Mais pour cela, il fallait mettre à exécution un prétexte : demander au mulet de rapporter l'histoire de ses origines. Immédiatement le lion appela leur compagnon herbivore pour le mettre en garde : tu as été notre compagnon, mais nous commençons à avoir des doutes sur tes origines, il parait que tu descends de l'âne et s'il s'avère que cela est vrai, nous devons te manger. Ayant dit ces mots graves, le mulet partit d'un pas décisif en promettant de rappliquer le plutôt possible. Il alla droit vers un maréchal ferrant à qui il demanda de bien lui ferrer les sabots.
L'artisan lui fit le nécessaire en veillant bien a la solidité des fers et à la grosseur des clous. Et sitôt la tâche achevée, le mulet revint, sûr de lui-même auprès de ses traitres compagnons qui l'attendaient impatiemment. Venez lire toute mon histoire, elle est inscrite sur mes sabots. «Lis- la» dit le lion au chacal. Celui-ci s'approcha mais s'arrêta à bonne distance, il avait pressenti un danger en apercevant la brillance des fers. Ils paraissaient épais et pourvus de gros clous saillants.
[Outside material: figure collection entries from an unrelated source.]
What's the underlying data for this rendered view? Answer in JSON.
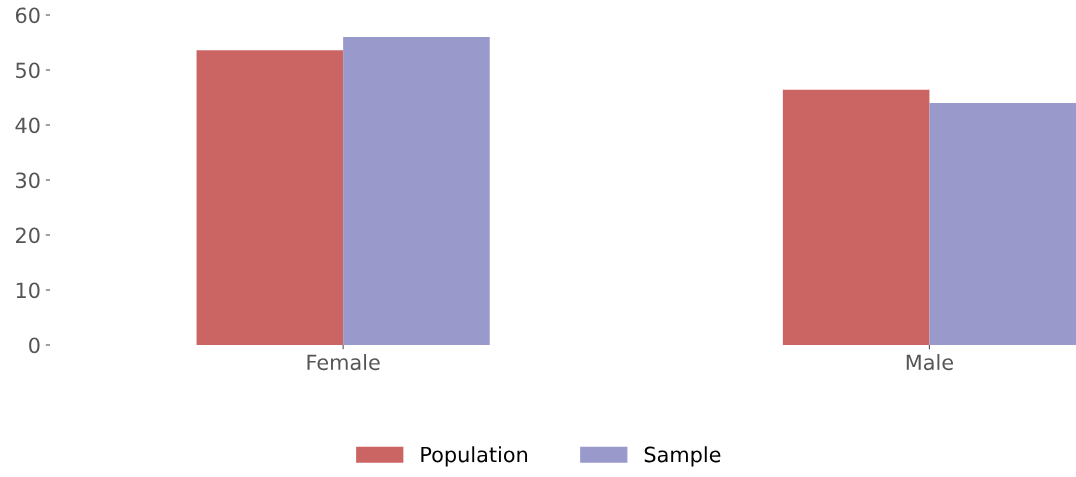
{
  "chart_data": {
    "type": "bar",
    "categories": [
      "Female",
      "Male"
    ],
    "series": [
      {
        "name": "Population",
        "color": "#cb6563",
        "values": [
          53.6,
          46.4
        ]
      },
      {
        "name": "Sample",
        "color": "#9999cb",
        "values": [
          56.0,
          44.0
        ]
      }
    ],
    "ylim": [
      0,
      60
    ],
    "yticks": [
      0,
      10,
      20,
      30,
      40,
      50,
      60
    ],
    "grid": false,
    "legend": "bottom"
  }
}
«L'écriture est trop petite, il n'y a que les gens lettrés comme toi qui peuvent la déchiffrer» répondit-il. A ce moment le lion affamé, peut-être tenté de saisir fortement sa proie par le cou, s'approcha de ses pattes arrières pour lire. Immédiatement le mulet qui s'était senti flairé lui fait une ruade qui envoya le lion au loin la tête fracassée. A ce moment là le malin chacal comprit qu'il n'avait pas intérêt à rester. Il prit vite la fuite à la manière de ses semblables quand ils se sentent en danger.
Cette histoire mérite d'être rappelée pour mieux être convaincu sur les difficultés, voire les dangers que comporte notre métier. La race du mulet est la plus dure à ferrer. Le mulet ressemble beaucoup à un âne de grande taille, son cousin germain, mais il a la force d'un cheval, autre cousin germain ; et quand il est méchant, il devient redoutable. Moi, au cours de ma longue carrière de maréchal ferrant, j'ai ferré des milliers de mulets.
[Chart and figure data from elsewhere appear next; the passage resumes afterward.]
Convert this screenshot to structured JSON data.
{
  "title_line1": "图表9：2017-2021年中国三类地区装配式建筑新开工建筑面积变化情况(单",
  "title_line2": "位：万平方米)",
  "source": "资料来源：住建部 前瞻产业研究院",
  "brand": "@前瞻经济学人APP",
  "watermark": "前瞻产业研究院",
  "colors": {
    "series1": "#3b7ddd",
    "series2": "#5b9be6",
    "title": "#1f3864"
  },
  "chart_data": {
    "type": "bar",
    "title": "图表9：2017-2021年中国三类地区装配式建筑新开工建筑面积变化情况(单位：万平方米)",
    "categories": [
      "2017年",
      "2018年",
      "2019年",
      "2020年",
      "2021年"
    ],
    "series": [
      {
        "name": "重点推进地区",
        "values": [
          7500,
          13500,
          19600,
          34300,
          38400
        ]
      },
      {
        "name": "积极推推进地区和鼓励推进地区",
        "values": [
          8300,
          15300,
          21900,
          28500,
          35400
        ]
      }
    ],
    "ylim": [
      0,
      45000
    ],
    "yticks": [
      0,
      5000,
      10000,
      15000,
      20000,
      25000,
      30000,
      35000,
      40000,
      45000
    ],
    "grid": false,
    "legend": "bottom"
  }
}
A chaque fois il a fallu se méfier pour ne pas recevoir des coups de sabots capables de vous écrabouiller le visage au point de vous rendre méconnaissable à vie. Quand un propriétaire me ramène une bête méchante il prend la précaution de venir accompagné d'hommes valides pour la tenir immobile au moment de mon travail consistant d'abord à arracher les vieux fers usés puis à tailler la surface à l'aide d'un outil tranchant et enfin à placer le nouveau fer et à le fixer solidement à l'aide de gros clous. On répète le même travail pour chaque patte. Les chevaux sont les plus faciles surtout quand ils sont éduqués, ils se laissent faire.